Clayton Motta é comunicador na Zona Oeste
Já Clayton Motta, citado por Alberto no vídeo, tem uma empresa de Comunicação em Inhoaíba, na Zona Oeste do Rio e é candidato a deputado estadual pelo PMN. Em 2018, foi secretário parlamentar do deputado federal Professor Joziel e se desligou do cargo para concorrer às eleições estaduais. Clayton afirmou que não ocupa cargo eclesiástico e é membro da Igreja Batista da Família em Campo Grande, Zona Oeste do Rio.
Projeto de lei proíbe assédio religioso e não fala em prisão
O PL 4257, de autoria do deputado estadual Átila Nunes, proíbe o assédio religioso em ambientes públicos e privados no Estado do Rio de Janeiro. O texto estabelece como assédio religioso a prática, o induzimento ou a incitação à discriminação ou preconceito.
Segundo o texto, a prática do assédio religioso pode ser identificada pelos seguintes atos:
I – insultos pessoais; II – a violação da intimidade e da privacidade; III - comentários pejorativos à pessoa ou a seu credo; IV - ataques físicos, ou a símbolos de cunho religioso; V - escritos com ofensa pessoal; VI - atitudes ameaçadoras ou preconceituosas; VII - ameaças; VIII – pilhérias.
A proposta de lei garante em seu texto que não atinge a liberdade religiosa do indivíduo em ostentar símbolos e realizar práticas devocionais, sem incomodar o próximo, bem como a realização de cultos previamente autorizados pelo gestor do órgão público ou pelo proprietário do estabelecimento privado.

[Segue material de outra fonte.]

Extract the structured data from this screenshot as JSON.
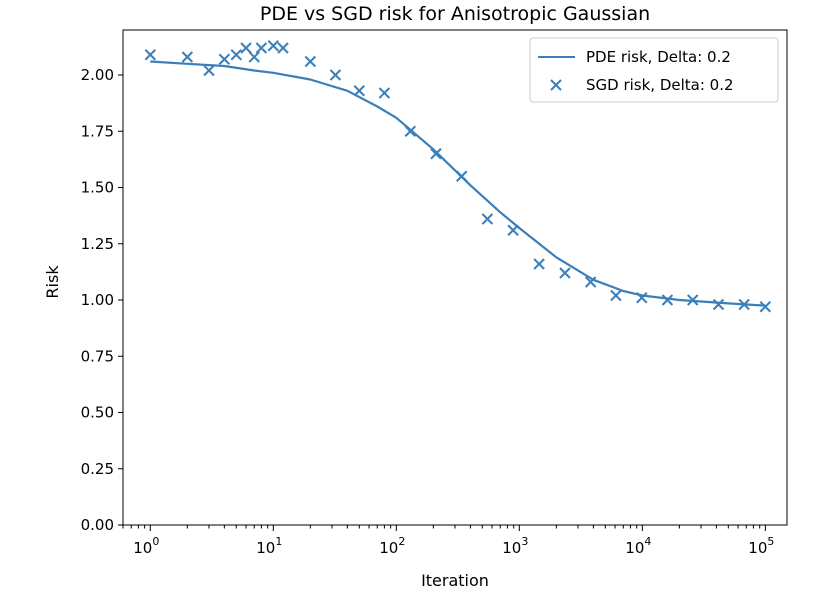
{
  "chart_data": {
    "type": "line",
    "title": "PDE vs SGD risk for Anisotropic Gaussian",
    "xlabel": "Iteration",
    "ylabel": "Risk",
    "xscale": "log",
    "xlim": [
      0.6,
      150000
    ],
    "ylim": [
      0,
      2.2
    ],
    "grid": false,
    "legend_position": "top-right",
    "color": "#3a7fba",
    "x_ticks": [
      {
        "value": 1,
        "base": "10",
        "exp": "0"
      },
      {
        "value": 10,
        "base": "10",
        "exp": "1"
      },
      {
        "value": 100,
        "base": "10",
        "exp": "2"
      },
      {
        "value": 1000,
        "base": "10",
        "exp": "3"
      },
      {
        "value": 10000,
        "base": "10",
        "exp": "4"
      },
      {
        "value": 100000,
        "base": "10",
        "exp": "5"
      }
    ],
    "y_ticks": [
      "0.00",
      "0.25",
      "0.50",
      "0.75",
      "1.00",
      "1.25",
      "1.50",
      "1.75",
      "2.00"
    ],
    "series": [
      {
        "name": "PDE risk, Delta: 0.2",
        "style": "line",
        "x": [
          1,
          2,
          4,
          7,
          10,
          20,
          40,
          70,
          100,
          200,
          400,
          700,
          1000,
          2000,
          4000,
          7000,
          10000,
          20000,
          50000,
          100000
        ],
        "y": [
          2.06,
          2.05,
          2.04,
          2.02,
          2.01,
          1.98,
          1.93,
          1.86,
          1.81,
          1.67,
          1.51,
          1.39,
          1.32,
          1.19,
          1.09,
          1.04,
          1.02,
          1.0,
          0.985,
          0.975
        ]
      },
      {
        "name": "SGD risk, Delta: 0.2",
        "style": "marker-x",
        "x": [
          1,
          2,
          3,
          4,
          5,
          6,
          7,
          8,
          10,
          12,
          20,
          32,
          50,
          80,
          130,
          210,
          340,
          550,
          890,
          1450,
          2350,
          3800,
          6100,
          9900,
          16000,
          25700,
          41600,
          67300,
          100000
        ],
        "y": [
          2.09,
          2.08,
          2.02,
          2.07,
          2.09,
          2.12,
          2.08,
          2.12,
          2.13,
          2.12,
          2.06,
          2.0,
          1.93,
          1.92,
          1.75,
          1.65,
          1.55,
          1.36,
          1.31,
          1.16,
          1.12,
          1.08,
          1.02,
          1.01,
          1.0,
          1.0,
          0.98,
          0.98,
          0.97
        ]
      }
    ]
  }
}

O texto prevê que indivíduos condenados por razão de intolerância religiosa, e que sejam servidores ou agentes públicos, deverão inscrever-se e participar de curso de reciclagem e instrução sobre a temática, a ser organizado e promovido pela Secretaria Estadual de Direitos Humanos e Políticas para Mulheres e Idosos. (SEDHMI). Não há referências à prisão.
Projeto parado desde 2021
Alvo de críticas por parte de setores evangélicos, o projeto foi aprovado em primeira discussão na Alerj e voltou para pauta em segunda discussão em dezembro de 2021. O texto recebeu cem emendas e retornou para a Comissão de Constituição e Justiça, onde está parado. Não há previsão para que o texto seja votado.
O autor do Projeto de Lei, deputado Átila Nunes, classificou a circulação do vídeo nesta semana como “fake news em carona eleitoral”. “Como chegou o período eleitoral, todos querem tirar uma casquinha, distorcendo o projeto. Eu jamais aceitaria que proibissem a prática da minha ou de qualquer outra fé”, afirmou.